I love it. Bernstein's best works are those in which he mixes classical with elements from popular music - Mass, Candide, West Side Story. I like the text of Mass very much also.


----------



## Earthling (May 21, 2010)

_I'm lazily pasting this from the "Currently Listening" thread: _

I've been eyeing the Kristjan Järvi recording on Chandos for awhile. Its good to see its been getting some attention (aren't there at least three new recordings of it out now?) I used to have the old Columbia recording on LP-- wore it out! The Agnus Dei is terrifying! The final communion section still moves me to tears.
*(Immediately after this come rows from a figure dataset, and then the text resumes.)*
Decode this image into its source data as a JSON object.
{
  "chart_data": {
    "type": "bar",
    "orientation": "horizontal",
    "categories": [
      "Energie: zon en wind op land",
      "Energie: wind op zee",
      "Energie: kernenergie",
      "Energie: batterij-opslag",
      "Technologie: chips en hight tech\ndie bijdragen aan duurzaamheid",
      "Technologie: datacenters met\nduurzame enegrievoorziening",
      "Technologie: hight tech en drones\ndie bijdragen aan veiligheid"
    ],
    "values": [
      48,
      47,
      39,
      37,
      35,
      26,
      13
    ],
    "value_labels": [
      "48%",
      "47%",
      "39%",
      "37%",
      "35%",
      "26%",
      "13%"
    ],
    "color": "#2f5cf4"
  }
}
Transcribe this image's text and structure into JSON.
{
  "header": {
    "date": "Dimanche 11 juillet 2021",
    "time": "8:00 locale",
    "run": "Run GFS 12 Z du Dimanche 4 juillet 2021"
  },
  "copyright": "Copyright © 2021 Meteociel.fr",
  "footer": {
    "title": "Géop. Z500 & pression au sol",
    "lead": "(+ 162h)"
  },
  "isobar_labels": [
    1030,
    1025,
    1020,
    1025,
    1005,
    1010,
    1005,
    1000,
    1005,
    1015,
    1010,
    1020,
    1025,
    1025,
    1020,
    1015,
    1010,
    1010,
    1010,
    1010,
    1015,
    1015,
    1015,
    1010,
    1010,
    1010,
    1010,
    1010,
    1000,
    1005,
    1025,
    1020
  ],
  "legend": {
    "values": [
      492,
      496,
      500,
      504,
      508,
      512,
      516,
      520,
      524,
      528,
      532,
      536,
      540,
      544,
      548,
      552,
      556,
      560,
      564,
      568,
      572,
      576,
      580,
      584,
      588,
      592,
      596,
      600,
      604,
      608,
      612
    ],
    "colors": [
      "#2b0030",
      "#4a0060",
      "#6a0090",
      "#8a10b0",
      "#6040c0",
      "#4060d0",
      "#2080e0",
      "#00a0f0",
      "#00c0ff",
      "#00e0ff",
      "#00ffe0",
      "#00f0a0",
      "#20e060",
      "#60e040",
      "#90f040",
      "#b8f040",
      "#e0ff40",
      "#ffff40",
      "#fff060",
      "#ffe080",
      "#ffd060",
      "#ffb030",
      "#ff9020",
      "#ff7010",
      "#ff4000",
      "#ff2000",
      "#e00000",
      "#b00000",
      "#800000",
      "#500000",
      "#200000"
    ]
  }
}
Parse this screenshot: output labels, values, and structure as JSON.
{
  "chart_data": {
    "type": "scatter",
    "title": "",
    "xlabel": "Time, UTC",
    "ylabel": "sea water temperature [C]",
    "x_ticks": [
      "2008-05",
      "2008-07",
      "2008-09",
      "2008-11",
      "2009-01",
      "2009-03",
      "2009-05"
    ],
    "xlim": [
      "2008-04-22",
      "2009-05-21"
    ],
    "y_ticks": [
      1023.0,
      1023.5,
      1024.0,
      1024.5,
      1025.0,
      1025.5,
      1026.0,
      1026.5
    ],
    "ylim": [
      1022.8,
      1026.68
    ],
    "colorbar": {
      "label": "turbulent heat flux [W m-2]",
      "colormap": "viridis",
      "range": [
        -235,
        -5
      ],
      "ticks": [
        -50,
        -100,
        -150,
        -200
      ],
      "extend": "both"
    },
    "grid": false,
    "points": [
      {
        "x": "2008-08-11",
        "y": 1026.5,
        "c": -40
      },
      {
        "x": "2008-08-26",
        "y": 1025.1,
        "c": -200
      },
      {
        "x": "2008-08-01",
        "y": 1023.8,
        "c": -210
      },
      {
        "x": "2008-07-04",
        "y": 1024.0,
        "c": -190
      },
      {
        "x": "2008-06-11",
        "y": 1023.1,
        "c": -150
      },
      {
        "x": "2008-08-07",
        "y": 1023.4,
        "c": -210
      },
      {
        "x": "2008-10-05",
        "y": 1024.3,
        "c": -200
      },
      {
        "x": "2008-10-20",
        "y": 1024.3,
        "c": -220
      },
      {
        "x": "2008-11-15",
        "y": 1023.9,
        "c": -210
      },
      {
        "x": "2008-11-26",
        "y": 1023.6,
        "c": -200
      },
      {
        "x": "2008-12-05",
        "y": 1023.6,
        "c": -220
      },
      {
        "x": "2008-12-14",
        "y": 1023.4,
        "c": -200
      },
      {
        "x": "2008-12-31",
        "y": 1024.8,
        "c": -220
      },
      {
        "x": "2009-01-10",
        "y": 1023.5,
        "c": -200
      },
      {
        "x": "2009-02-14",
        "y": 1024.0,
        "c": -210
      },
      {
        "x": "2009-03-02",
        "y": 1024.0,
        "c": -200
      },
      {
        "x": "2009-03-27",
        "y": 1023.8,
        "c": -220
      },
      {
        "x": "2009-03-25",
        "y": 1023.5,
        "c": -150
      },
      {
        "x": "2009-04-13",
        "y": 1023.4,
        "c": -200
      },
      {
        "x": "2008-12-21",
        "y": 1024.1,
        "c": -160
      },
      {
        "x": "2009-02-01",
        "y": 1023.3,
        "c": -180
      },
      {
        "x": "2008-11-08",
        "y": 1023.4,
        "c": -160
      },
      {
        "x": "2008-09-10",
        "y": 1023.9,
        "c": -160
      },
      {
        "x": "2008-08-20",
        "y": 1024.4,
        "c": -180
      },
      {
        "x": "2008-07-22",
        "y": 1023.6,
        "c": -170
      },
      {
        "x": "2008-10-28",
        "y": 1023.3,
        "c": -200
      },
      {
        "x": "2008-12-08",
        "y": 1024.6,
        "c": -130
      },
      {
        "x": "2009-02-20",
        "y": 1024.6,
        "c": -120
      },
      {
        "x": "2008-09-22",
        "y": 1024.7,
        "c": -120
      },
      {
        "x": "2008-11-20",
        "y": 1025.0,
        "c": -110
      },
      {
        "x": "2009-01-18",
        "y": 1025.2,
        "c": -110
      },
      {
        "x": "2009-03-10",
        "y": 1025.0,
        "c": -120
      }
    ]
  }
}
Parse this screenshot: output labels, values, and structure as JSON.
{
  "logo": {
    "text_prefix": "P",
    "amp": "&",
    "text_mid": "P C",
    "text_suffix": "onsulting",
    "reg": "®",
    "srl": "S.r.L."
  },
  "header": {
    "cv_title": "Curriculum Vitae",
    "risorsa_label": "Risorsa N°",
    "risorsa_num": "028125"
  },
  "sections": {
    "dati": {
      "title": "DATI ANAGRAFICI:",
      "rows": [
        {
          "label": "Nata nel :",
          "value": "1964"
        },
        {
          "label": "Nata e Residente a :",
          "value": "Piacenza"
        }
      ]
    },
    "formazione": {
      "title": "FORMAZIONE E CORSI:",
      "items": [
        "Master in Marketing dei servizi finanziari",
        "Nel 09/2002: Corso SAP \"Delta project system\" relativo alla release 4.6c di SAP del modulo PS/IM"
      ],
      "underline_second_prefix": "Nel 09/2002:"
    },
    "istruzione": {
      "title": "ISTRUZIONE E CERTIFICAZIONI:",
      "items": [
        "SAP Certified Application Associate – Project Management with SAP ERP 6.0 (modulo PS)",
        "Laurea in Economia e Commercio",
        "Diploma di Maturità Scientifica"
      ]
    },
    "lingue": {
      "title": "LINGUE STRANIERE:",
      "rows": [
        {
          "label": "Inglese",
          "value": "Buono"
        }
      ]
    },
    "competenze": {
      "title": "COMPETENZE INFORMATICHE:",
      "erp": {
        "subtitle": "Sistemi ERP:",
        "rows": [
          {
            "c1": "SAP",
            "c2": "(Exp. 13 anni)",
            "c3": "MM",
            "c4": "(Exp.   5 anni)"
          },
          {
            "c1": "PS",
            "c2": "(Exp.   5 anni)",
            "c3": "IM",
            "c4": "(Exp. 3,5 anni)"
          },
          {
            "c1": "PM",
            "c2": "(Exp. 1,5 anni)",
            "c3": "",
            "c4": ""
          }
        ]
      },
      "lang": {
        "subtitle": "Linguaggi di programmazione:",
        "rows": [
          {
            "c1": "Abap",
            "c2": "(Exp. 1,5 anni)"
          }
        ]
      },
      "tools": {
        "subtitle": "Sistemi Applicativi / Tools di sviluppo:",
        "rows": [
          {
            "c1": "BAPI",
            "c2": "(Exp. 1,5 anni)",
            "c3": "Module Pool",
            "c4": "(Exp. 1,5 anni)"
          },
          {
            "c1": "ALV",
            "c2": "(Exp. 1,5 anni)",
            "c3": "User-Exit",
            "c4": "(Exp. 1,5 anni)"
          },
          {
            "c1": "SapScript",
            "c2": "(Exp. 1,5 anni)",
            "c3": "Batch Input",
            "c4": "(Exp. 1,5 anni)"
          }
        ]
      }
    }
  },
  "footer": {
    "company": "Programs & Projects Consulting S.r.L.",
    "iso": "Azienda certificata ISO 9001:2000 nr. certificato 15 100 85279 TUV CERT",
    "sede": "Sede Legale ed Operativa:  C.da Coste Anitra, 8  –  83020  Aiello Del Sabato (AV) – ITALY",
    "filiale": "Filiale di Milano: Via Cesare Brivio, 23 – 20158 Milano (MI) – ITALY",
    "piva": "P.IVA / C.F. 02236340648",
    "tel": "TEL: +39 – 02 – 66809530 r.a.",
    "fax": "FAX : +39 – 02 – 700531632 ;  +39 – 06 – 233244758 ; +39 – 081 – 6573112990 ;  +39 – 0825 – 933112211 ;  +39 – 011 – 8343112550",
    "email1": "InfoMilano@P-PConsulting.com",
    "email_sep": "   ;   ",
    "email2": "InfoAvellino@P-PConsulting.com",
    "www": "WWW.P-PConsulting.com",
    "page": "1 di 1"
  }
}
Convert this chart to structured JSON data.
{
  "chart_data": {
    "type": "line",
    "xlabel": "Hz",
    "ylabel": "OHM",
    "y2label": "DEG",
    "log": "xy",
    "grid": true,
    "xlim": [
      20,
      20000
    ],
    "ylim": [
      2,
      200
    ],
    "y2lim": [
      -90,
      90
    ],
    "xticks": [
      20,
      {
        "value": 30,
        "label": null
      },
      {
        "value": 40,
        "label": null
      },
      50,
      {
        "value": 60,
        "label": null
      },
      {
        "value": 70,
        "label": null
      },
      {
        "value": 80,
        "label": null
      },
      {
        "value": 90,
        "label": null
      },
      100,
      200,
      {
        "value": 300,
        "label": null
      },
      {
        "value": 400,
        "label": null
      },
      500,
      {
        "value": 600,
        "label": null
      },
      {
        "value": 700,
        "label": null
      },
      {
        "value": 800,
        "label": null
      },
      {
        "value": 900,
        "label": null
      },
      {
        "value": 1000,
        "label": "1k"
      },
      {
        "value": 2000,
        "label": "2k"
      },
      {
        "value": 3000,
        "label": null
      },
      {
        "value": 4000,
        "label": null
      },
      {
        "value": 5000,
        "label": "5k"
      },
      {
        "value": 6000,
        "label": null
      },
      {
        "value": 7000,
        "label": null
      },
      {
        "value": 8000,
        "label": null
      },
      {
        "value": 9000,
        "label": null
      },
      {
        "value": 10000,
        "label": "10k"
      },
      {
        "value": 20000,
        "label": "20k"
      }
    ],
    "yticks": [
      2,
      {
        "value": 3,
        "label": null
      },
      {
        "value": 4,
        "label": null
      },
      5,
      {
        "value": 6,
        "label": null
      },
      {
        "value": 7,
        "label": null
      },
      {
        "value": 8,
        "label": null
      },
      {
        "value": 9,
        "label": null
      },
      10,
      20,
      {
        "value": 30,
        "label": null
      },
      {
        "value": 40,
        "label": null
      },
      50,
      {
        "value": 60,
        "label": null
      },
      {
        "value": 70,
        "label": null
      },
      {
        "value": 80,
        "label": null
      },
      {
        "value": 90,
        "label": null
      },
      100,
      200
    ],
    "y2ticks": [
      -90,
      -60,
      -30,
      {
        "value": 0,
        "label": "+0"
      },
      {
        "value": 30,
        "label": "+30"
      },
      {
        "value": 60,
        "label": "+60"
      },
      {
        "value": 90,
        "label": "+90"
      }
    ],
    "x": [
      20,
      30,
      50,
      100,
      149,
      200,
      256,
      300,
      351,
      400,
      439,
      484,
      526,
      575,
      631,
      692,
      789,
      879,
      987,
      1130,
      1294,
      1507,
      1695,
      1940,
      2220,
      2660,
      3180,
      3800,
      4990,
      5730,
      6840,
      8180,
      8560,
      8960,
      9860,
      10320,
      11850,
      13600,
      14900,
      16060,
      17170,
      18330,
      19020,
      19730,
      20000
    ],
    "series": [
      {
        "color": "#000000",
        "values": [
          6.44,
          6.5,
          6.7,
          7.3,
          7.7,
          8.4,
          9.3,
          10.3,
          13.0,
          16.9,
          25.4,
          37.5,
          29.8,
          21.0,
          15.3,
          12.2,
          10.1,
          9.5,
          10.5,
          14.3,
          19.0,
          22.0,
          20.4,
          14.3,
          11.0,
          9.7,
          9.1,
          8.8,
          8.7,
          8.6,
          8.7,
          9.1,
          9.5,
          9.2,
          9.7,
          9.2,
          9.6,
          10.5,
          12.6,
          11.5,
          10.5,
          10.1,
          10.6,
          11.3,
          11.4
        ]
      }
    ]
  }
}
I remember when I first heard it, on cassette-- I was maybe 16. I checked it out from the local library, thinking it was, you know-- a Mass. The cassettes were in terrible condition and there were no liner notes or anything for me to go on. By the time it got to the marchlike Kyrie, the whistling, the kazoos, the jazz swing beats and the scat singing, I remember stopping the tape declaring (foolishly!), "How terrible! THIS isn't a mass!" Ha!

TO ADD:

Its interesting piece very much "of the times" but I think it is finally proving to have a wider appeal. Oh, and damn, does Bernstein knows how to write a melody!

_~Earthling_


----------



## KingsSinger9006 (Aug 25, 2010)

I like everything save for the rock numbers that he composed with Stephen Schwartz. They just seem so out of place and out of Bernstein's classical and jazz idiom, thus making the work seem very uneven.


----------



## DFa (Sep 6, 2010)

Go for the Chichester Psalms, brilliant


----------



## San Antone (Feb 15, 2018)

jhar26 said:


> I love it. Bernstein's best works are those in which he mixes classical with elements from popular music - Mass, Candide, West Side Story. I like the text of Mass very much also.


Oh, I love this warty thing. All of it, including the dated "rock" sections, yep, love it. I like the Alsop recording on Naxos the best.


----------